The problem
Sampling-based planners on a 7-DOF arm in cluttered scenes run into the usual joint-limit-and-narrow-passage trap. Graph-of-Convex-Sets (GCS) planners promise globally optimal paths through unions of convex regions, but the wins are theoretical until you (a) actually grow the regions, (b) solve the SOCP, (c) refit the result into a smooth trajectory MoveIt2 can execute, and (d) make repeat queries cheap enough to use online.
Approach
A complete MoveIt2 plugin written in C++:
- IRIS-ZO to grow convex regions in C-space; farthest-point seeding picks where to grow next so coverage doesn't waste polytopes on already-covered volume.

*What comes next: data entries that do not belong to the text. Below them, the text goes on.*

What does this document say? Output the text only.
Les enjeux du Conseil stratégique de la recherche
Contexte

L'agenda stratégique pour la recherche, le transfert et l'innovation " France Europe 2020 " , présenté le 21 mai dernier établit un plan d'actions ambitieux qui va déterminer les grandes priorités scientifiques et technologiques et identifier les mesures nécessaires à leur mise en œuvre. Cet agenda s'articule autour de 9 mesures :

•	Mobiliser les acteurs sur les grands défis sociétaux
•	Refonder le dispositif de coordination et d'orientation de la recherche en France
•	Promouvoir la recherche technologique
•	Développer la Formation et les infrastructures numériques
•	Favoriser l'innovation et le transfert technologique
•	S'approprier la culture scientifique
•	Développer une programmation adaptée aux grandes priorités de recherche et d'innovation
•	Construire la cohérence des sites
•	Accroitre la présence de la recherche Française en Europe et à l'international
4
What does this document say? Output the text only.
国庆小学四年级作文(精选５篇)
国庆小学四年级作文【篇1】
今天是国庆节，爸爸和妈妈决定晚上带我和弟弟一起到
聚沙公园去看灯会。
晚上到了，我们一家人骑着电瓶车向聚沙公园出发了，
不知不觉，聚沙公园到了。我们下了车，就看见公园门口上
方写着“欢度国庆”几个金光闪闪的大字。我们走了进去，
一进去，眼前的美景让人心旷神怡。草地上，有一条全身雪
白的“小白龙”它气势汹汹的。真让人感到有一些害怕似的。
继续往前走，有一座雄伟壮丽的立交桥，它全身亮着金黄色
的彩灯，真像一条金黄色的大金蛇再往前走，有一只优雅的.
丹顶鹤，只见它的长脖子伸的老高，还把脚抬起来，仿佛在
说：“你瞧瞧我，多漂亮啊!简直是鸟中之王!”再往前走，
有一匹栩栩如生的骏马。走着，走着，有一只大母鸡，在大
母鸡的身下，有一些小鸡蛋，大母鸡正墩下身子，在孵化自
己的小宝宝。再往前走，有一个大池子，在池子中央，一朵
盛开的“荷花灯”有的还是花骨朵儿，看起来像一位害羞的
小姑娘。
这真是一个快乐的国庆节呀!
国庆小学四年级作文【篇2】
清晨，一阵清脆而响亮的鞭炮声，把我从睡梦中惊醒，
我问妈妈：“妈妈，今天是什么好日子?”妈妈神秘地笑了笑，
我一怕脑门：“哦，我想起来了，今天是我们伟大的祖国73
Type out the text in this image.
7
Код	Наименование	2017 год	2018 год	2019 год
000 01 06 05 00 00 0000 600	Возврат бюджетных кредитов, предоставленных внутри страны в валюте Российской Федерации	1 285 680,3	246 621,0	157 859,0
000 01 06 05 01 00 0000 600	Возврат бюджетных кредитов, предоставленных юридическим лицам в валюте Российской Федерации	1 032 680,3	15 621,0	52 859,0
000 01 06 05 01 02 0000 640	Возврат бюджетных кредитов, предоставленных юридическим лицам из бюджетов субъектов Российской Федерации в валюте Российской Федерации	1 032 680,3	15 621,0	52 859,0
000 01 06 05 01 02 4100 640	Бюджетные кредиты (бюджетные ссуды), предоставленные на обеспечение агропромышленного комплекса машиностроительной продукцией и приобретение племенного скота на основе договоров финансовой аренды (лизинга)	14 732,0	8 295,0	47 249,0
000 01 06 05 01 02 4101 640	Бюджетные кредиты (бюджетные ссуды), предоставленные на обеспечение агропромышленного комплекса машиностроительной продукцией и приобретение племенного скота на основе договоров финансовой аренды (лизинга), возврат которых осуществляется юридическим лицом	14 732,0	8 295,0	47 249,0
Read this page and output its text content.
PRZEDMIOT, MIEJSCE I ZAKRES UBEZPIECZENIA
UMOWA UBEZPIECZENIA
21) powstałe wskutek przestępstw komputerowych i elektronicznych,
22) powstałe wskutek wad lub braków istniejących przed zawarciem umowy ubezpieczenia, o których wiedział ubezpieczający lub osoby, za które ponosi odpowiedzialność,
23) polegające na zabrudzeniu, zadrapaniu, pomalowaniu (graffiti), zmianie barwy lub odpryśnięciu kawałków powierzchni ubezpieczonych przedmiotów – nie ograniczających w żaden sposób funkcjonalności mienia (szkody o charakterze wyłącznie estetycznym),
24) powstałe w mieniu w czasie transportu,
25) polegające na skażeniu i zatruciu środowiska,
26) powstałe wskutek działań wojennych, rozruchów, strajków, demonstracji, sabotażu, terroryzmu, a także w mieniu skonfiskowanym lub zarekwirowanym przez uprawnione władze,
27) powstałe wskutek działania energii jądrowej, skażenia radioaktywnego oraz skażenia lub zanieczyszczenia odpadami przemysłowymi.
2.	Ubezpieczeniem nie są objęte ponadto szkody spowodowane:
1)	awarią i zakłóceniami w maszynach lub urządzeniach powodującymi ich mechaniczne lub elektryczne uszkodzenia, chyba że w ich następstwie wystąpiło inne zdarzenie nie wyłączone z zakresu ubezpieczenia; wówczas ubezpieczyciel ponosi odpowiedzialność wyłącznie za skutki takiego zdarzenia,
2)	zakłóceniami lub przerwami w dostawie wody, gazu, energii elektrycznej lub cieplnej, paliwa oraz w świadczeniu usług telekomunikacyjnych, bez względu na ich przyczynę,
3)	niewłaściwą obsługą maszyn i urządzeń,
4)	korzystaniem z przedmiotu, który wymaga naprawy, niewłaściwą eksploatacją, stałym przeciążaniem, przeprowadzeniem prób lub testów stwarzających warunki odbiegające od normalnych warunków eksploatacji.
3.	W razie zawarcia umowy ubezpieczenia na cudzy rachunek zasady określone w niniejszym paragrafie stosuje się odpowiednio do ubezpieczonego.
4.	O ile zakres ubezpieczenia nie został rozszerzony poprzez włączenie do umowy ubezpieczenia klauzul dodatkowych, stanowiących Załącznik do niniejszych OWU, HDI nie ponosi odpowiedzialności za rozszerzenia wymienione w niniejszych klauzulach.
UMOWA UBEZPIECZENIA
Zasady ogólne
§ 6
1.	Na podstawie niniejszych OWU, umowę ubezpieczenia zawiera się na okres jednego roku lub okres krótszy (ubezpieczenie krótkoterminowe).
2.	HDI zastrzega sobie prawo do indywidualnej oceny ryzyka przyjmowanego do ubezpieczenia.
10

- SOCP relaxation of the discrete shortest-path-through-regions problem, solved via CVXPY with the relaxation gap measured per query.
- C¹ Bézier trajectory optimization to fit a smooth trajectory through the chosen region sequence — continuous joint velocities at every region boundary.
- Caching: regions, polytope intersections, and pre-solved nominal trajectories are persisted so repeat queries on the same workspace skip the slow growth phase entirely.
I benchmarked the seeding strategy against a PointNet regressor (predicts good seeds from voxelized scene) and a conditional VAE (samples seeds conditioned on goal pose) on the same 20 scenes.
Result
- 28 s → 2.4 s on repeat queries — 12× speedup from the cache without changing any path quality
- −9.8% path cost with farthest-point seeding vs random seeding, averaged over 20 cluttered scenes
- Beats both the PointNet regressor (−4.1%) and the conditional VAE (−6.2%) on the same metric, with no learning step required
Tech notes
- Plugin host: MoveIt2 / OMPL plugin interface, C++17
- Region growth: IRIS-ZO with farthest-point seeding; coverage check via polytope intersection volume
- Solver: SOCP via CVXPY (Python sidecar), relaxation gap logged per query
- Smoothing: C¹ Bézier per region, knot continuity at boundaries
- Hardware: Franka Emika Panda, libfranka, 1 kHz commanded